Now I’d heard that maybe a thousand times over the past thirteen years, but it had never been said so passionately by a person with such believable tears in her eyes.

“I… I hear your anger,” I said.

She slugged me.

“I feel your anger,” I said.

“Bullshit,” she said, shaking her head. “You don’t feel anything.”

“That’s not true,” I said, though my Achilles Heel had always been my deep-seated fear that I was really an insensitive creep, and she had my hit Achilles right through my Birkenstocks.

“Why don’t you just say you’re sorry?” she said, pleading with me.

But that went against everything I’d learned at the Getting Free of Guilt retreats I’d gone to every year from 1973 to 1978. To say I was sorry would be to admit to my own sorriness, which had almost killed me at Angela’s. I began to tremble. I felt so tired and ineffective, as if I’d just gone through a weekend Encounter Group marathon. I wanted more than anything to say what I really felt, but I wasn’t sure I could because I’d had my feelings described to me (for me) so many times I no longer knew how to describe them in my own words. With words I thought up.

“Well?” she said, her eyes bright with anger.

“Well… I’d like to go to bed with you,” I said, hardly believing I was speaking those words. I braced myself for another slap across the face or a fist in my stomach. But none came.

“Okay,” she said, unlocking her door, “but don’t you dare try to analyze any of this.”

So I tried not to try, but it was no good. The effort involved in not trying was just too much. I collapsed on her sofa and blubbered.

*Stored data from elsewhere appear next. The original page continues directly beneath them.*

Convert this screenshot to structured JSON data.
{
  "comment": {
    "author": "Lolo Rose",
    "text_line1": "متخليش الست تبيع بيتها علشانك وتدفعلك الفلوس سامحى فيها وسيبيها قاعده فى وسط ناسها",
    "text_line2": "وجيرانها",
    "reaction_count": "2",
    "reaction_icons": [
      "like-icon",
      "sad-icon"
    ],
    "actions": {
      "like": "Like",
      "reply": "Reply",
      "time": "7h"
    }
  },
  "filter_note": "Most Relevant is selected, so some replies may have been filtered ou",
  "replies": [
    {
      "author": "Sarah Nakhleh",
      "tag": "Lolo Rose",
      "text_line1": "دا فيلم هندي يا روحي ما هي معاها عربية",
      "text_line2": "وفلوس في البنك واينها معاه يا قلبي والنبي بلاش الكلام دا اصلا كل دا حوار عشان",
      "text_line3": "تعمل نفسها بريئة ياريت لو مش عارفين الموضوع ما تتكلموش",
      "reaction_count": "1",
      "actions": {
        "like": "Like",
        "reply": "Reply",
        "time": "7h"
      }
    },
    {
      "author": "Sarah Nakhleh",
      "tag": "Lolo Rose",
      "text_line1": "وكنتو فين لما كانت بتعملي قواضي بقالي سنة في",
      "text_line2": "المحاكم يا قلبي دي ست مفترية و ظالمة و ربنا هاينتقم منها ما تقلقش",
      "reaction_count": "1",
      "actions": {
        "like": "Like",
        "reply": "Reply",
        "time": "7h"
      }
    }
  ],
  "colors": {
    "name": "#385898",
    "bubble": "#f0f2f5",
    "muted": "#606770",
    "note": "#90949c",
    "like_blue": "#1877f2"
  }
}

“What’s wrong,” she asked, sitting beside me and putting her arms around me.

“You’re a Sensualist, aren’t you?” I said.

“Please don’t,” she said, tensing again.

“There’s a reason for this,” I said.

“Yeah, I like you,” she said, urgently. “Especially when you touch me and make me laugh and don’t act so icky delicate like you’re some kind of sensitivity barometer.”

“But we’re all sensitivity barometers,” I said. “Why the Rogerians believe…”

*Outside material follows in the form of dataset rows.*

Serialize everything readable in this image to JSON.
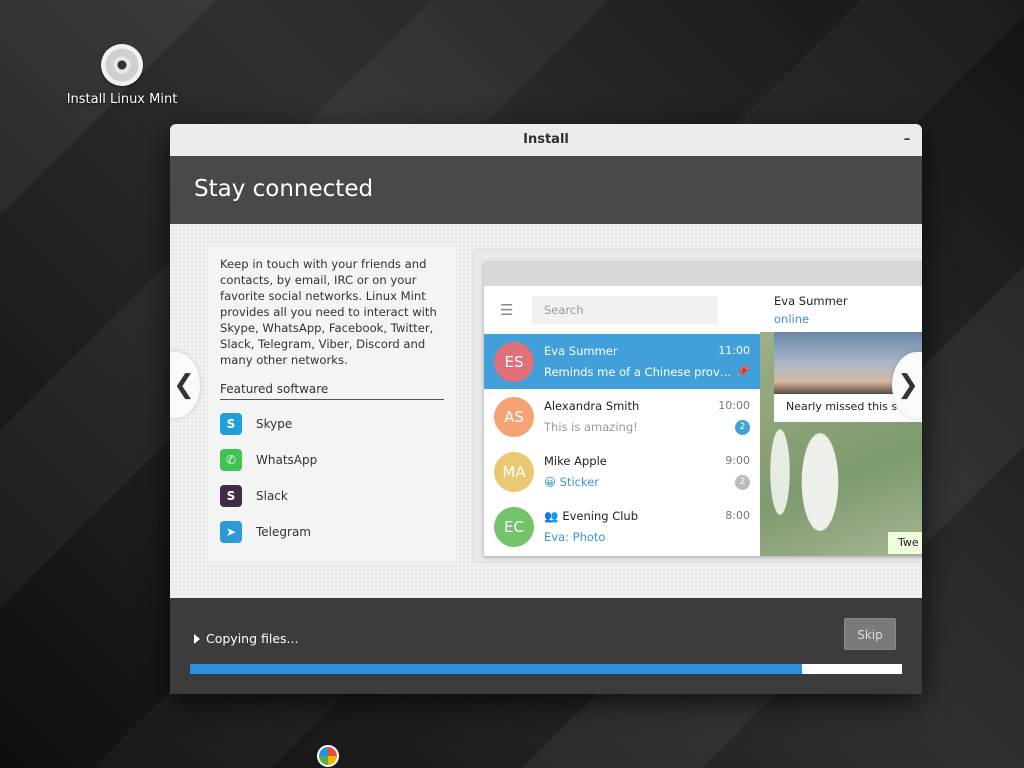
{
  "desktop": {
    "icon_label": "Install Linux Mint"
  },
  "window": {
    "title": "Install",
    "minimize_label": "–"
  },
  "header": {
    "title": "Stay connected"
  },
  "slide": {
    "description": "Keep in touch with your friends and contacts, by email, IRC or on your favorite social networks. Linux Mint provides all you need to interact with Skype, WhatsApp, Facebook, Twitter, Slack, Telegram, Viber, Discord and many other networks.",
    "featured_title": "Featured software",
    "apps": [
      {
        "name": "Skype",
        "icon": "skype-icon",
        "color": "#1fa0dc",
        "glyph": "S"
      },
      {
        "name": "WhatsApp",
        "icon": "whatsapp-icon",
        "color": "#3fc351",
        "glyph": "✆"
      },
      {
        "name": "Slack",
        "icon": "slack-icon",
        "color": "#3e2d43",
        "glyph": "S"
      },
      {
        "name": "Telegram",
        "icon": "telegram-icon",
        "color": "#2b9ad8",
        "glyph": "➤"
      }
    ],
    "nav_prev": "❮",
    "nav_next": "❯"
  },
  "telegram": {
    "search_placeholder": "Search",
    "chats": [
      {
        "initials": "ES",
        "name": "Eva Summer",
        "time": "11:00",
        "preview": "Reminds me of a Chinese prover…",
        "avatar_color": "#e0707a",
        "active": true,
        "badge": "",
        "pin": "📌"
      },
      {
        "initials": "AS",
        "name": "Alexandra Smith",
        "time": "10:00",
        "preview": "This is amazing!",
        "avatar_color": "#f3a374",
        "active": false,
        "badge": "2",
        "badge_color": "#419fd9"
      },
      {
        "initials": "MA",
        "name": "Mike Apple",
        "time": "9:00",
        "preview": "😀 Sticker",
        "avatar_color": "#e8c873",
        "active": false,
        "badge": "2",
        "badge_color": "#bbbbbb"
      },
      {
        "initials": "EC",
        "name": "Evening Club",
        "time": "8:00",
        "preview": "Eva: Photo",
        "avatar_color": "#72c36a",
        "active": false,
        "badge": "",
        "group_icon": "👥"
      }
    ],
    "contact_name": "Eva Summer",
    "contact_status": "online",
    "message_text": "Nearly missed this s",
    "bubble_text": "Twe"
  },
  "footer": {
    "status_text": "Copying files...",
    "skip_label": "Skip",
    "progress_fraction": 0.86
  },
  "colors": {
    "accent": "#2f8fdc",
    "header_bg": "#494949",
    "telegram_active": "#419fd9"
  }
}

“Fuck the Rogerians,” she said, grabbing me by the shoulders and shaking me. “We’ve got too much real work to do!”

“You’re really into work, aren’t you?” I said suspiciously. “Don’t you know that women feel the need to overwork because of the incessant guilt trips laid on them for centuries by the Patriarchy and…”

She took off her clothes. All of them. And then she began to undress me. I was speechless, and then I, too, was naked.

“I like it when you say what you want,” she said, embracing me. “The rest is just mental masturbation.”

“Nothing wrong with masturbation,” I retorted. “Loving yourself is the first step toward…”

And then I saw what a fool I was and had been for most of my life. Yes, right then, with a wonderful woman offering to make love with me, I was still talking instead of loving. I thought of Thumper in Bambi saying, “If you don’t have something nice to say…”

So I shut up and we made love. And afterward, before we made love again, we talked about the dumbest things we’d come across in our twenty-five combined years of therapizing. Our all time favorites were: the Santa Cruz Dip where you were lowered up to your nostrils in a tub full of olive oil for twenty minutes before taking a sauna, Henry Boller’s Taxi Talk where you have a psychiatric session in a taxi cab and the cab driver interrupts and makes comments, and Michael Smertz’s Meditation Counseling where you and your partner meditate in the presence of a mediating meditator who analyzes the quality of your auras and makes suggestions on how to improve your relationship.

Which brings me to the present. Sharon and I lived together for two years and then we split up. We are not still good friends. I was very sad for a long time after we broke up, but eventually I came out of my sorrow and I’m feeling pretty good these days.

So what am I trying to say? That all I needed was beer, pizza, and sex to feel good? No. What I’m saying is that I needed to be honest, to work hard at whatever I was doing, and to really care about other people. Along with plenty of beer, pizza, and sex.

Oh God, how trite! Squirm, squirm.

But that’s what I told my lovely friend who called this morning and asked me to recommend a therapy. If my kitchen clock is accurate, she should be here any minute. The pizza has been ordered, the fridge is full of beer, and my heart, as someone once said, is full of hope.